A more varied picture of China
Financial Times, with its Western capitalist view comments:
For all the cosmopolitan affluence of Beijing or Shanghai, with their luxury shopping malls and Champagne-soaked gallery openings, it is easy to forget just how poor China still is. One of the more surprising statistics about the Chinese economy is that, in terms of per capita gross domestic product, it is still not in the top 100 countries. According to the International Monetary Fund, China ranked behind Cape Verde and Armenia in 2008, and only just ahead of Iraq and the Republic of Congo. Despite the remarkable reduction in poverty, daily life for most Chinese families is still a struggle to get by.

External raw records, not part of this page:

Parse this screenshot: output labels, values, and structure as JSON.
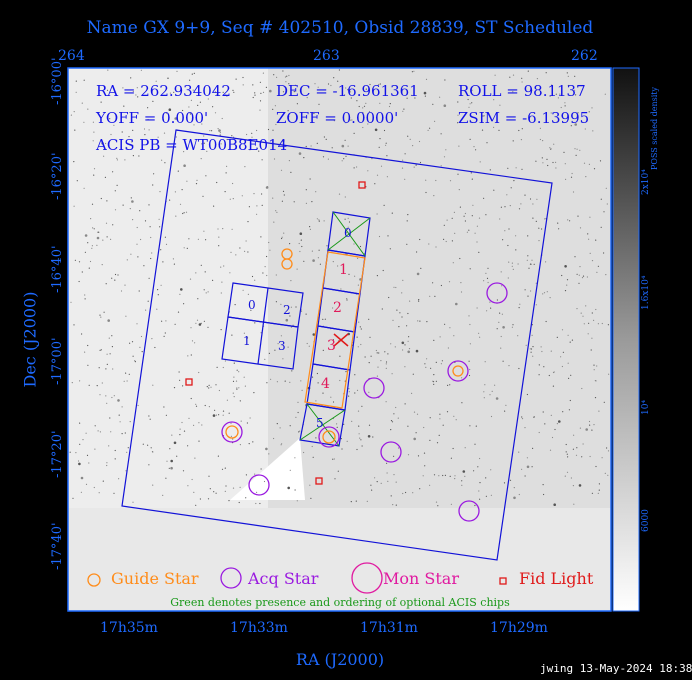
{
  "title": "Name GX 9+9, Seq # 402510, Obsid 28839, ST Scheduled",
  "top_ticks": [
    "264",
    "263",
    "262"
  ],
  "bottom_ticks": [
    "17h35m",
    "17h33m",
    "17h31m",
    "17h29m"
  ],
  "x_axis_label": "RA (J2000)",
  "y_axis_label": "Dec (J2000)",
  "y_ticks": [
    "-16°00'",
    "-16°20'",
    "-16°40'",
    "-17°00'",
    "-17°20'",
    "-17°40'"
  ],
  "info": {
    "ra": "RA = 262.934042",
    "dec": "DEC = -16.961361",
    "roll": "ROLL = 98.1137",
    "yoff": "YOFF =   0.000'",
    "zoff": "ZOFF =  0.0000'",
    "zsim": "ZSIM = -6.13995",
    "acis_pb": "ACIS PB = WT00B8E014"
  },
  "chip_labels": [
    "0",
    "1",
    "2",
    "3",
    "4",
    "5",
    "0",
    "1",
    "2",
    "3"
  ],
  "legend": {
    "guide": "Guide Star",
    "acq": "Acq Star",
    "mon": "Mon Star",
    "fid": "Fid Light"
  },
  "note": "Green denotes presence and ordering of optional ACIS chips",
  "footer": "jwing 13-May-2024 18:38",
  "colorbar": {
    "label": "POSS scaled density",
    "ticks": [
      "2x10⁴",
      "1.6x10⁴",
      "10⁴",
      "6000"
    ]
  },
  "colors": {
    "frame": "#1e6aff",
    "fov": "#1212d8",
    "guide": "#ff8c1a",
    "acq": "#9a1ae0",
    "mon": "#e01aa0",
    "fid": "#e01a1a",
    "optional_chip": "#189818",
    "orange_chip": "#ff8c1a"
  },
  "icons": {
    "guide": "orange-circle-icon",
    "acq": "purple-circle-icon",
    "mon": "magenta-circle-icon",
    "fid": "red-square-icon"
  }
}
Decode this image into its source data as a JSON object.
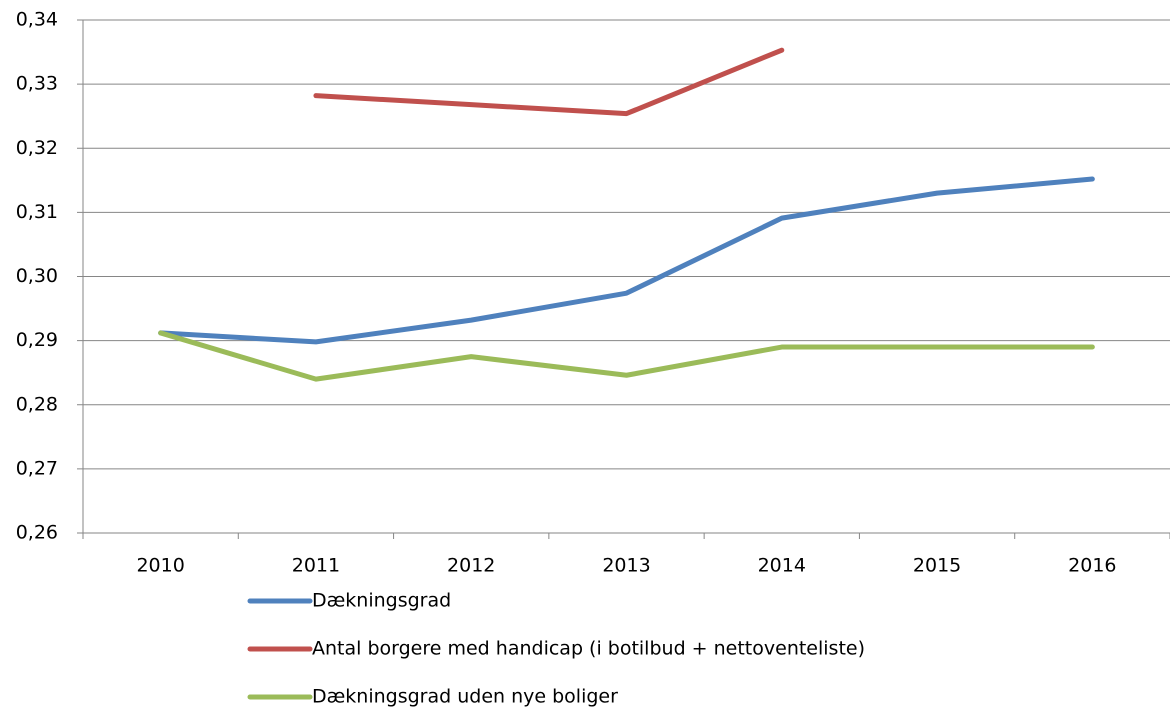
{
  "chart_data": {
    "type": "line",
    "categories": [
      "2010",
      "2011",
      "2012",
      "2013",
      "2014",
      "2015",
      "2016"
    ],
    "series": [
      {
        "name": "Dækningsgrad",
        "color": "#4f81bd",
        "values": [
          0.2912,
          0.2898,
          0.2932,
          0.2974,
          0.3091,
          0.313,
          0.3152
        ]
      },
      {
        "name": "Antal borgere med handicap (i botilbud + nettoventeliste)",
        "color": "#c0504d",
        "values": [
          null,
          0.3282,
          0.3268,
          0.3254,
          0.3353,
          null,
          null
        ]
      },
      {
        "name": "Dækningsgrad uden nye boliger",
        "color": "#9bbb59",
        "values": [
          0.2912,
          0.284,
          0.2875,
          0.2846,
          0.289,
          0.289,
          0.289
        ]
      }
    ],
    "ylim": [
      0.26,
      0.34
    ],
    "yticks": [
      {
        "value": 0.26,
        "label": "0,26"
      },
      {
        "value": 0.27,
        "label": "0,27"
      },
      {
        "value": 0.28,
        "label": "0,28"
      },
      {
        "value": 0.29,
        "label": "0,29"
      },
      {
        "value": 0.3,
        "label": "0,30"
      },
      {
        "value": 0.31,
        "label": "0,31"
      },
      {
        "value": 0.32,
        "label": "0,32"
      },
      {
        "value": 0.33,
        "label": "0,33"
      },
      {
        "value": 0.34,
        "label": "0,34"
      }
    ],
    "grid": true,
    "legend": "bottom"
  }
}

Then there is this comment about the raw effects of internal political turmoil caused by dissatisfaction of the Uighurs:
The Xinjiang riots over the summer were another important warning. Like the turmoil in Tibet the year before, they exposed how large parts of the local population on China’s western frontier does not feel included in the new economic dynamism, or feel part the grand national project. By treating almost all dissent as a form of “evil separatism”, these provinces seem destined to face years of instability.
The writer of this piece, who is FT’s Beijing Bureau chief, finally gets to his real point in the last paragraphs:
Given the abundant evidence of purpose and planning, from the building site that wakes me in the morning to the almost weekly billion-dollar energy deals in far-flung parts of the world, this might seem like a strange thing to say about modern China: but it sometimes feels as if the people at the top are running short of ideas.
It is tempting to chart China’s rise like a graph of its GDP, 9 per cent up every year, without fail. Better to expect quite a few big bumps on the road to “China’s century”.